IHCL Delivers Historic FY2026 Performance With Record PAT of INR 2,084 Crore

IHCL reported its sixteenth consecutive quarter of record performance, driven by strong revenue growth, expansion across segments, and sustained investments in future-ready hospitality assets.

By SOH Edit Team
Business| 12 May 2026

Indian Hotels Company Limited (IHCL) has announced its consolidated financial results for the quarter and financial year ended March 31, 2026, reporting strong double-digit growth across key metrics despite macroeconomic challenges and the impact of the West Asia conflict.

 

For Q4 FY2026, IHCL posted consolidated revenue of INR 2,845 crore, marking a 14% year-on-year increase. EBITDA stood at INR 1,052 crore with an EBITDA margin of 37%.

 

For the full fiscal year, consolidated revenue reached INR 9,971 crore, up 16% year-on-year, while EBITDA touched an all-time high of INR 3,477 crore with a margin of 34.9%. Profit after tax (PAT) for FY2026 rose to a record INR 2,084 crore.

Sixteenth Consecutive Quarter of Record Performance

Commenting on the results, Puneet Chhatwal, Managing Director & CEO, IHCL, said, “Q4 FY2026 marks sixteenth consecutive quarter of record performance with a consolidated revenue of INR 2,845 crores, a 14% growth over the previous year, EBITDA of INR 1,052 crores and an EBITDA margin of 37%, notwithstanding the impact of West Asia conflict. For FY2026, the company delivered on its guidance of double-digit revenue growth despite macro-headwinds with revenue of INR 9,971 crores, a growth of 16% leading to an all-time high EBITDA of INR 3,477 crores, EBITDA margin of 34.9% resulting in the best ever PAT of INR 2,084 crores.”

 

He noted that IHCL’s multi-brand presence across hospitality segments, combined with a balanced capital-light growth strategy and selective investments, has enabled the company to deliver consistent performance over sixteen consecutive quarters.

 

According to Chhatwal, IHCL recorded a strong consolidated CAGR between FY23 and FY26 across all key financial indicators, with revenue growing at 19%, EBITDA at 21%, and PAT at 28%.

Puneet Chhatwal, Managing Director & CEO, IHCL.

Expansion Momentum Continues Across Brands

FY2026 marked a significant year of expansion for IHCL, with the company introducing three new brands, taking its portfolio to fourteen major brands overall. The company also achieved a milestone of 250 hotel signings during the year, expanding its portfolio to 630 hotels, including an industry-leading pipeline of 255 hotels.

 

IHCL opened or onboarded more than 130 hotels through a combination of inorganic and organic growth initiatives. The expansion focused particularly on strengthening IHCL’s presence in the luxury and experiential leisure segments while also scaling its footprint in the mid-scale market.

 

As of March 31, 2026, IHCL maintained a strong balance sheet with a gross cash balance of INR 4,345 crore.

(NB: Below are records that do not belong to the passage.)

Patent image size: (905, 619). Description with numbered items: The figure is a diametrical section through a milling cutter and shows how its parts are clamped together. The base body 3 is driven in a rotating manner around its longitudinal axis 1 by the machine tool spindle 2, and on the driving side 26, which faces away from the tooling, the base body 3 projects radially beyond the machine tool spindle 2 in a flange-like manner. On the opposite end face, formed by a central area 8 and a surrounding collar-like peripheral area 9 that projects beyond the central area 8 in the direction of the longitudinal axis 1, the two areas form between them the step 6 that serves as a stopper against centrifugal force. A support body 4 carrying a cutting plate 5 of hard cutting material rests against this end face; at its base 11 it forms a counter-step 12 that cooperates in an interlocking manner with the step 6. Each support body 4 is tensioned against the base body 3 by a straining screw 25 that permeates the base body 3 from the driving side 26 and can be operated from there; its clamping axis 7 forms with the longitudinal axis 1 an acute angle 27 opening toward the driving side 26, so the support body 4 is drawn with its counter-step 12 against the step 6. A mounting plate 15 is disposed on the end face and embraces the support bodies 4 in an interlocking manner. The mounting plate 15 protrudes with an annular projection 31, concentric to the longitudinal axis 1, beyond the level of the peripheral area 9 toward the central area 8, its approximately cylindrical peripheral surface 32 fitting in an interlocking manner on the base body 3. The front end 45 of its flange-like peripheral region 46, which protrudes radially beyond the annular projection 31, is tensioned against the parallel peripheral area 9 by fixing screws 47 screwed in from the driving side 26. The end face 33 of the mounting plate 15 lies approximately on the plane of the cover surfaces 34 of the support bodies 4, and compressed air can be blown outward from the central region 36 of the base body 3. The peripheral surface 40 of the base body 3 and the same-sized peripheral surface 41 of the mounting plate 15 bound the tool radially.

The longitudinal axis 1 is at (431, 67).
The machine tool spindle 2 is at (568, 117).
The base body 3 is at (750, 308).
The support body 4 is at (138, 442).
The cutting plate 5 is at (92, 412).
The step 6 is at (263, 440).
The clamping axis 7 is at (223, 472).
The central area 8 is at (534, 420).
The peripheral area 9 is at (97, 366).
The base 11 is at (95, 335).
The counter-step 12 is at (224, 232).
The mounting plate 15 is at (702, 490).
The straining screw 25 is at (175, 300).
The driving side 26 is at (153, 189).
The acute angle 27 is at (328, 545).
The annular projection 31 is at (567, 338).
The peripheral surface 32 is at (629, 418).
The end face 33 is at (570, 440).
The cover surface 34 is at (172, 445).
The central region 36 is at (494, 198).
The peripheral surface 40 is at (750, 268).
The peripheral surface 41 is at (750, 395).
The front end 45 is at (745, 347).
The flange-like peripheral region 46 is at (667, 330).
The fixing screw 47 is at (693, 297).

The company has additionally proposed a dividend payout equivalent to 25% of consolidated PAT before exceptional items, including a special dividend commemorating IHCL’s 125th Annual General Meeting.

Standalone Business Maintains Strong Margins

Ankur Dalwani, Executive Vice President and Chief Financial Officer, IHCL said, “For FY2026, IHCL Standalone reported a revenue of INR 5,640 crores, driven by RevPAR growth of 12% in Q4, clocking a strong EBITDA margin of 45.1%, an expansion of 120 basis points and a PAT of INR 2,012 crores. IHCL Consolidated clocked a double-digit revenue growth this fiscal reflecting a broad-based performance - led by RevPAR growth of 9% from same store hotels, 16% in airline and institutional catering, 25% in New Businesses and 22% in management fee.”

 

During FY2026, IHCL invested over INR 1,000 crore across multiple strategic initiatives and hospitality assets. Key investments included greenfield projects such as Vivanta and Ginger at Ekta Nagar, a 100-key expansion at Taj Ganges, Varanasi, and renovations at flagship properties including Taj Palace, New Delhi; St. James’ Court, A Taj Hotel, London; and The Taj Mahal Palace & Tower, Mumbai. The company also continued investing in digital transformation initiatives aimed at strengthening operational efficiency and guest experience.

 

Dalwani also said, “The year also saw the completion of majority stake acquisition in ANK & Pride Hospitality, Atmantan and Brij Hospitality, all significant revenue levers for the future. The Company maintained a healthy pre-tax ROCE of 17% despite investments for acquisitions & capital expenditure. Additionally, IHCL’s credit rating was upgraded in the current fiscal to AAA+ by ICRA.”